Increased Investment in Technology: As the digital era progresses, speed, productivity and efficiency will be more critical. On that note, Watsco is investing in technologies to improve customer experience through e-commerce. It is using various new technologies to transform the homeowner experience, which will help the company expand its customer base.

Currently, it has the industry’s largest database of digitized product information, with nearly 1.2 million SKUs being used by more than 350,000 technical contractors and technicians annually via the Product Information Management (PIM) database. Also, its Contractor Assist Mobile apps provide customers with real-time access to critical information that improves their speed and productivity. The authenticated user community grew 27% during the second quarter to more than 32,000 users.

Driven by various technology platforms, e-commerce sales were up nearly 25% in the first half of 2022 from the comparable year-ago period. E-commerce sales outpaced $2.2 billion for the trailing 12 months period and account for 33% of total sales, including acquired revenues.

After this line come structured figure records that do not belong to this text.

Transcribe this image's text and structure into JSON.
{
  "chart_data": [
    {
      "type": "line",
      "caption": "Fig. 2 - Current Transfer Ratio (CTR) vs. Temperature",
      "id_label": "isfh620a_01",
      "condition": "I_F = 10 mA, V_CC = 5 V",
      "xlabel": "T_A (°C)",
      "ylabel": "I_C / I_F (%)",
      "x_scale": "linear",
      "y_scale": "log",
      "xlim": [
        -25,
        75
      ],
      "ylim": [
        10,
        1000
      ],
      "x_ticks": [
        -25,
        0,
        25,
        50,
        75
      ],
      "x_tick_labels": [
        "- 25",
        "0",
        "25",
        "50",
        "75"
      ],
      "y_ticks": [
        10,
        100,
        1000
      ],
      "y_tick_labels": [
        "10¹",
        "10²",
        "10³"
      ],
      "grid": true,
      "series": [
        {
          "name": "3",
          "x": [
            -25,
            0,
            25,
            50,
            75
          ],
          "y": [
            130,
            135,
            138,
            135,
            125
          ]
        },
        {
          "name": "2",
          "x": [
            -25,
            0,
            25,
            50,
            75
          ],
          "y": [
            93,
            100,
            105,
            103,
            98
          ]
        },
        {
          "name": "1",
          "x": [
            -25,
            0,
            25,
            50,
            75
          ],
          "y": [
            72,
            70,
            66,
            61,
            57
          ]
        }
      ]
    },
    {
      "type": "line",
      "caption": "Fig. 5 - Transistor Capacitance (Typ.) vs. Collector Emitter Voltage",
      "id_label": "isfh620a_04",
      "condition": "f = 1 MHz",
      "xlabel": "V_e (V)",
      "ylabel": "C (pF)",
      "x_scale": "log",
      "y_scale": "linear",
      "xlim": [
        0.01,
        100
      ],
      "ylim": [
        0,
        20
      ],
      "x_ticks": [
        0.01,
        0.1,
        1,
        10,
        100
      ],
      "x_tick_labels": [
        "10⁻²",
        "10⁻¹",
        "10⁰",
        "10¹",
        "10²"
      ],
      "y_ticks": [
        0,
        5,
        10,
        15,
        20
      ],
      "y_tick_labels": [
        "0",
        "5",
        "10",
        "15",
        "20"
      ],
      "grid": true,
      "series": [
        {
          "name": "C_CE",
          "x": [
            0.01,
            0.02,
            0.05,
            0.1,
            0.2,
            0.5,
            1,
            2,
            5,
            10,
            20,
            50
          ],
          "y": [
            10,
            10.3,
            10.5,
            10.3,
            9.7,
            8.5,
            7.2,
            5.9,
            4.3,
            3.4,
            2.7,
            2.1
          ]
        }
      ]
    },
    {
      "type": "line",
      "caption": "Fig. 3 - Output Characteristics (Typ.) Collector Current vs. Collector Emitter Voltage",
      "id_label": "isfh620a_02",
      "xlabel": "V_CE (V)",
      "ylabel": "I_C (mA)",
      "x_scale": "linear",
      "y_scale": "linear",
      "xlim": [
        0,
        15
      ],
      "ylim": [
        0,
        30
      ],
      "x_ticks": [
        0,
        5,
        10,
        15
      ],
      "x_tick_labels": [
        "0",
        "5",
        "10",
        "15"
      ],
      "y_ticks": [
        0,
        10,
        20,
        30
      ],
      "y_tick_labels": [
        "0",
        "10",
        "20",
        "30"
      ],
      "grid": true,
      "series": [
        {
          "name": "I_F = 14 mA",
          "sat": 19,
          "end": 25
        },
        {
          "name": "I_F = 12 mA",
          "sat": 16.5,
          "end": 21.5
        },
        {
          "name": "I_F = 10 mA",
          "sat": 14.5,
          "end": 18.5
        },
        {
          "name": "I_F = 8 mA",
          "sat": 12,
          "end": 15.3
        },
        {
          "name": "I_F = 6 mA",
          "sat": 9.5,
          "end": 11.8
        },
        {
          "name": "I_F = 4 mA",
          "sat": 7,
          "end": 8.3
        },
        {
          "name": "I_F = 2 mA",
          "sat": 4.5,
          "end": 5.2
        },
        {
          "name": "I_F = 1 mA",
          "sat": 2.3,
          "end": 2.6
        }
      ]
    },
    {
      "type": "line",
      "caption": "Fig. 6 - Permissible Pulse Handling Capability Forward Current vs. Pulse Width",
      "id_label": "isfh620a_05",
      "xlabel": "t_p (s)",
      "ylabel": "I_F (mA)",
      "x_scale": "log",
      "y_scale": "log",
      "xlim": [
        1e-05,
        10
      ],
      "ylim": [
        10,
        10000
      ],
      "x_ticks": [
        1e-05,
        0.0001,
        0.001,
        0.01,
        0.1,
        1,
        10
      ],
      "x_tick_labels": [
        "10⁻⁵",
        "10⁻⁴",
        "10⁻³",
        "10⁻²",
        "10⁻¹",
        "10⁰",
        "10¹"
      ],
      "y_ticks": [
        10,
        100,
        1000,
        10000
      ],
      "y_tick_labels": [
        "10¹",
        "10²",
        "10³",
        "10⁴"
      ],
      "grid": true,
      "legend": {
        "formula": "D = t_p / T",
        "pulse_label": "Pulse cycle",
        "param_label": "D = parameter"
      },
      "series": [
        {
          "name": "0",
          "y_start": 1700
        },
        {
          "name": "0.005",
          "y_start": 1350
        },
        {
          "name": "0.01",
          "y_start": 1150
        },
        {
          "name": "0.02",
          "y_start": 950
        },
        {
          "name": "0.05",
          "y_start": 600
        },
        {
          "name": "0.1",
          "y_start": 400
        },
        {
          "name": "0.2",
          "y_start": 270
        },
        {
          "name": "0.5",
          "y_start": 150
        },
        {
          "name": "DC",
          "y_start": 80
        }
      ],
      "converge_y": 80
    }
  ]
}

Watsco has boosted its annualized technology spending to $48 million.

Accretive Buyouts: Acquisitions have been Watsco’s preferred mode of solidifying its product portfolio and leveraging new business opportunities in a bid to increase its customer base and profitability. The company focuses on partnering with businesses focused on the HVAC/R industry. Watsco’s revenues in HVAC/R distribution grew to $6.3 billion in 2021 from $64.1 million in 1989, mainly buoyed by the strategic acquisition of companies with established market positions.

On Aug 20, 2021, one of its wholly-owned subsidiaries acquired Makdad Industrial Supply Co., Inc. Makdad is a distributor of air conditioning and heating products operating from six locations in Pennsylvania.

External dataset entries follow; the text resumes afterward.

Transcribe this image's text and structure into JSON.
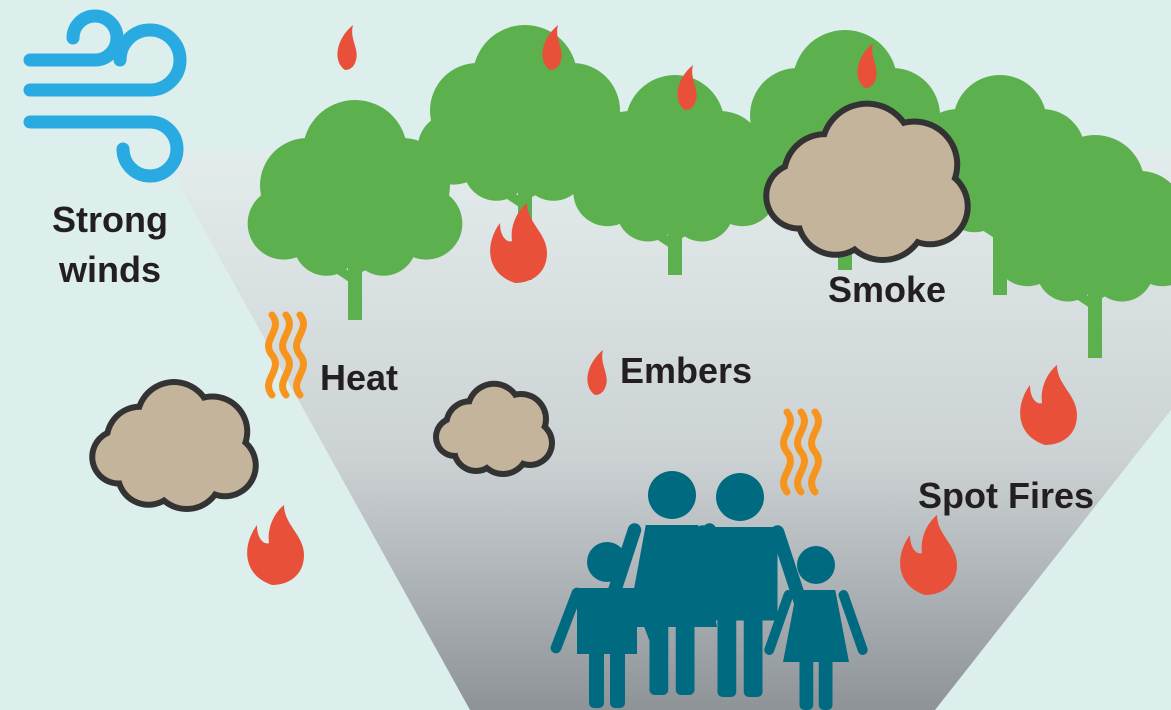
{
  "wind_label": {
    "line1": "Strong",
    "line2": "winds"
  },
  "heat_label": "Heat",
  "embers_label": "Embers",
  "smoke_label": "Smoke",
  "spot_fires_label": "Spot Fires"
}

Strong Liquidity, Rewarding Shareholders: Watsco has a strong balance sheet position and enough liquidity to manage the persistent crisis. The company ended second-quarter 2022 with cash and cash equivalents of $129 million versus $118.3 million at 2021-end. The company has sufficient funds to meet the short-term obligation of $88.6 million.

Watsco has been rewarding shareholders on a timely basis for 48 consecutive years via share repurchases and dividends. Watsco has been focused on sharing its cash flows with shareholders along with maintaining a strong financial position. The company has increased dividends in 20 of the last 21 years. In February 2022, the board of directors raised the annual dividend by 13% to $8.80 per share, effective April 2022.

Superior ROE: Watsco’s superior return on equity (ROE) is also indicative of its growth potential. The company’s ROE currently stands at 25.3% compared with the industry’s 15.9%. This indicates efficiency in using its shareholders’ funds and Watsco’s ability to generate profit with minimum capital usage.

Key Picks

Arcosa, Inc. ACA, currently sporting a Zacks Rank #1, is a manufacturer of infrastructure-related products and services, serving construction, energy and transportation markets.

ACA’s expected earnings growth rate for 2022 is 7.8%. The Zacks Consensus Estimate for current-year earnings has improved 13.7% over the past 30 days.

You can see the complete list of today’s Zacks #1 Rank (Strong Buy) stocks here.

Gibraltar Industries, Inc. ROCK, currently carrying a Zacks Rank of 2 (Buy), is benefiting from its three-pillar value creation strategy, the strong housing market and solid demand for legacy and TerraSmart businesses.

ROCK’s expected earnings growth rate for 2022 is 18.7%. The Zacks Consensus Estimate for current-year earnings has remained stable over the past 60 days.

Primoris Services Corporation PRIM, a Zacks Rank #2 company, is a specialty contractor company operating in the United States and Canada. A robust backlog of more than $4 billion and solid contract awards in the Energy/Renewables and Utilities segments imply incredible momentum in the future despite supply-chain and permitting challenges. Utility-scale solar projects continued to drive progress in the Energy/Renewables segment.

PRIM’s earnings for 2022 are expected to grow 18.4%. The Zacks Consensus Estimate for current-year earnings has improved 4% in the past 30 days.